What do drivers want?  More than anything else, a new study from J.D. Power says the ability to easily plug their smartphone into their dashboard.  The survey finds 82% of smartphone owners want automakers to add the feature, a four point gain over a year ago.   Despite that new competition, most listeners are still showing staunch loyalty to radio.

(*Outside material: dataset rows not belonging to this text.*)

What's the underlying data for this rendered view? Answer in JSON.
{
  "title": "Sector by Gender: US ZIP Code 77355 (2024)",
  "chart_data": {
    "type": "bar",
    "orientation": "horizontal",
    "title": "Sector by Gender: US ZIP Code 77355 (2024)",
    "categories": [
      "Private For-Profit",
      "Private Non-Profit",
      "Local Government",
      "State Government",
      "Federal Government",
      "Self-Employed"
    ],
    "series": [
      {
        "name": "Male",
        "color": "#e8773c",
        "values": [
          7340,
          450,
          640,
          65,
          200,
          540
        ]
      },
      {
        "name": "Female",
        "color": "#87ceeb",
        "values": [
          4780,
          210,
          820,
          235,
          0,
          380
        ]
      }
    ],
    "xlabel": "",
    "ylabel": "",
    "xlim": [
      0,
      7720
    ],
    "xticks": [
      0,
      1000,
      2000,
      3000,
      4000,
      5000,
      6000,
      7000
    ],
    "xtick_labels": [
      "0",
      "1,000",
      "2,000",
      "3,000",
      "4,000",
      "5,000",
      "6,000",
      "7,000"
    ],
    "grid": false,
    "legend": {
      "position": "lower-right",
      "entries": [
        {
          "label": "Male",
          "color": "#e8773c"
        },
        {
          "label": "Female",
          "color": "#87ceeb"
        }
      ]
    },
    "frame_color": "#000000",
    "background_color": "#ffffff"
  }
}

J.D. Power says after smartphone integration, nearly as many (76%) also want voice-activation capability that in many instances can be used to control their smartphone.   The firm’s annual Automotive Emerging Technologies Study showed two-thirds of drivers reported owning a smartphone.  The biggest gain among those who want the ability to link the device with the dash came among Early Boomers (born 1947-1953), although it was Generation Y (born 1977-1995) that showed the most willingness to pay for it.   In reality, researchers say it’s not uncommon for consumers to say they want something — but whether they use it is a different story.  The J.D. Power survey says other top features drivers want include fuel economy indicators (79%) and active shutter grille vents (76%).

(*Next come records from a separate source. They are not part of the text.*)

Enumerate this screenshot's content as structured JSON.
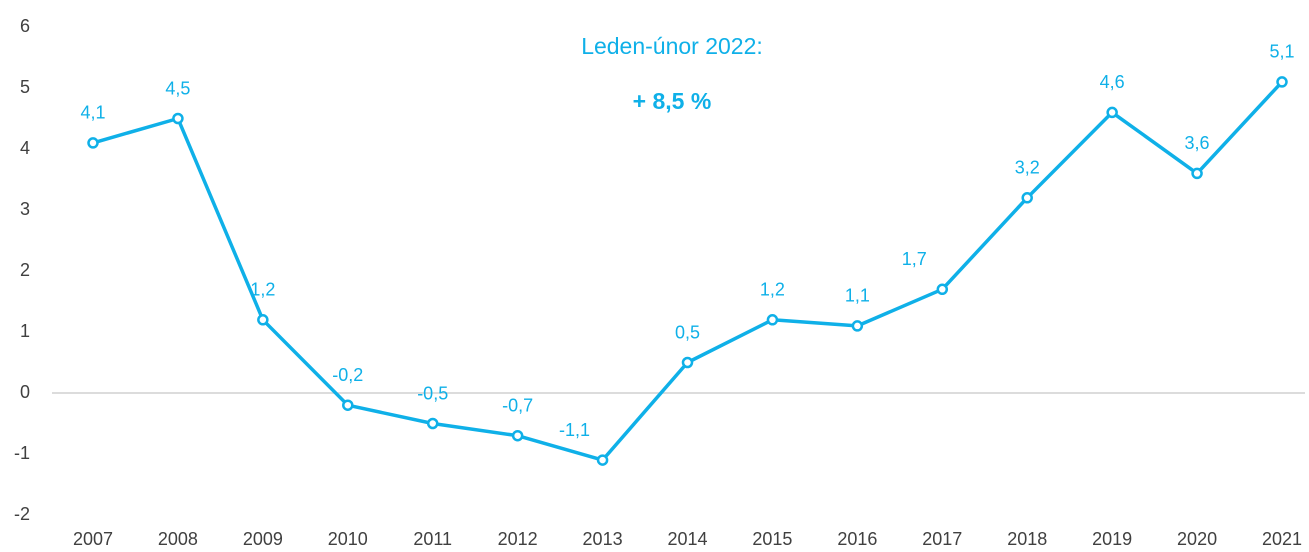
{
  "chart_data": {
    "type": "line",
    "annotations": [
      "Leden-únor 2022:",
      "+ 8,5 %"
    ],
    "categories": [
      "2007",
      "2008",
      "2009",
      "2010",
      "2011",
      "2012",
      "2013",
      "2014",
      "2015",
      "2016",
      "2017",
      "2018",
      "2019",
      "2020",
      "2021"
    ],
    "series": [
      {
        "color": "#0fb0e8",
        "values": [
          4.1,
          4.5,
          1.2,
          -0.2,
          -0.5,
          -0.7,
          -1.1,
          0.5,
          1.2,
          1.1,
          1.7,
          3.2,
          4.6,
          3.6,
          5.1
        ],
        "value_labels": [
          "4,1",
          "4,5",
          "1,2",
          "-0,2",
          "-0,5",
          "-0,7",
          "-1,1",
          "0,5",
          "1,2",
          "1,1",
          "1,7",
          "3,2",
          "4,6",
          "3,6",
          "5,1"
        ]
      }
    ],
    "ylim": [
      -2,
      6
    ],
    "yticks": [
      -2,
      -1,
      0,
      1,
      2,
      3,
      4,
      5,
      6
    ],
    "grid": false
  }
}
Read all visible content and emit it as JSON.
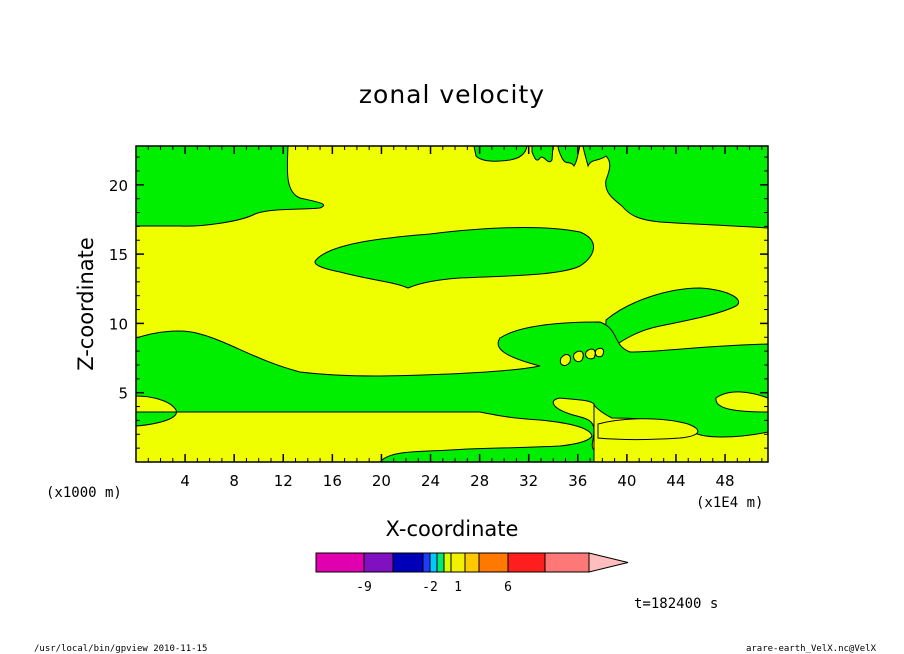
{
  "chart_data": {
    "type": "heatmap",
    "title": "zonal velocity",
    "xlabel": "X-coordinate",
    "ylabel": "Z-coordinate",
    "x_unit_left": "(x1000 m)",
    "x_unit_right": "(x1E4 m)",
    "xlim": [
      0,
      51.5
    ],
    "ylim": [
      0,
      22.8
    ],
    "x_ticks": [
      "4",
      "8",
      "12",
      "16",
      "20",
      "24",
      "28",
      "32",
      "36",
      "40",
      "44",
      "48"
    ],
    "y_ticks": [
      "5",
      "10",
      "15",
      "20"
    ],
    "regions": [
      {
        "name": "positive",
        "color": "#f0ff00"
      },
      {
        "name": "near-zero",
        "color": "#00ee00"
      }
    ],
    "colorbar": {
      "colors": [
        "#e000b0",
        "#8010c0",
        "#0000b8",
        "#1e3cff",
        "#00c8ff",
        "#00e878",
        "#d8ff00",
        "#f0f000",
        "#ffc800",
        "#ff7800",
        "#ff1e1e",
        "#ff7878",
        "#ffbebe"
      ],
      "labels": [
        "-9",
        "-2",
        "1",
        "6"
      ]
    },
    "time_label": "t=182400 s"
  },
  "footer": {
    "left": "/usr/local/bin/gpview 2010-11-15",
    "right": "arare-earth_VelX.nc@VelX"
  }
}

Even so, J.D. Power auto analyst Mike VanNieuwkuyk says automakers have an opportunity to gain a competitive advantage by working with smartphone makers and app developers to make integration seamless.  “These connections to smartphone applications need to be robust, affordable and simple to access and use,” he says.  Setting the price issue aside, the survey found men and sports car drivers are most interested in linking their smartphone to the dashboard.  The study was fielded in March and the results are based on responses from more than 16,758 vehicle owners.

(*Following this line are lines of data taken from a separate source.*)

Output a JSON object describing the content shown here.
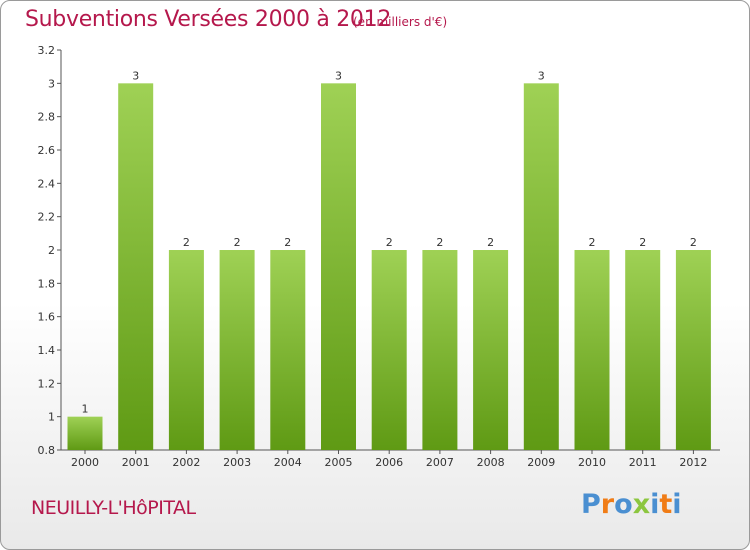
{
  "header": {
    "title": "Subventions Versées 2000 à 2012",
    "unit": "(en milliers d'€)"
  },
  "footer": {
    "commune": "NEUILLY-L'HôPITAL",
    "logo": [
      "P",
      "r",
      "o",
      "x",
      "i",
      "t",
      "i"
    ]
  },
  "colors": {
    "brand": "#b5184c",
    "bar_top": "#9fd155",
    "bar_bottom": "#5f9a14",
    "logo": [
      "#4a8fd1",
      "#f07c16",
      "#4a8fd1",
      "#8cc63f",
      "#4a8fd1",
      "#f07c16",
      "#4a8fd1"
    ]
  },
  "chart_data": {
    "type": "bar",
    "title": "Subventions Versées 2000 à 2012",
    "categories": [
      "2000",
      "2001",
      "2002",
      "2003",
      "2004",
      "2005",
      "2006",
      "2007",
      "2008",
      "2009",
      "2010",
      "2011",
      "2012"
    ],
    "values": [
      1,
      3,
      2,
      2,
      2,
      3,
      2,
      2,
      2,
      3,
      2,
      2,
      2
    ],
    "data_labels": [
      "1",
      "3",
      "2",
      "2",
      "2",
      "3",
      "2",
      "2",
      "2",
      "3",
      "2",
      "2",
      "2"
    ],
    "ylim": [
      0.8,
      3.2
    ],
    "yticks": [
      0.8,
      1,
      1.2,
      1.4,
      1.6,
      1.8,
      2,
      2.2,
      2.4,
      2.6,
      2.8,
      3,
      3.2
    ],
    "ytick_labels": [
      "0.8",
      "1",
      "1.2",
      "1.4",
      "1.6",
      "1.8",
      "2",
      "2.2",
      "2.4",
      "2.6",
      "2.8",
      "3",
      "3.2"
    ],
    "grid": false,
    "legend": "none"
  }
}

Despite new competition, most listeners are still showing staunch loyalty to radio.  New listening data compiled by Katz Media Group from USA Touchpoints makes a convincing case for radio as the only audio medium to effectively reach a majority of Americans.  On a daily basis, AM/FM radio (including its station streams) reaches 57% of adults 18-64, the data shows. Within that group, 86% say they listened exclusively to AM/FM or its station streams.  Just 14% also listened to satellite radio or streaming music services like Pandora, Rdio, Slacker and Spotify.

The percent of daily radio listeners who tune exclusively to AM/FM radio and its online streams remain largely consistent across demos – although radio’s daily reach is lower among younger demos. For example, radio’s daily reach is 51% among 18-34s compared to 58% for 55-64s.  Panelists in USA Touchpoints cross-platform measurement service receive a smartphone containing an app, which they use to fill out an eDiary in 30-minute increments over a 10-day period.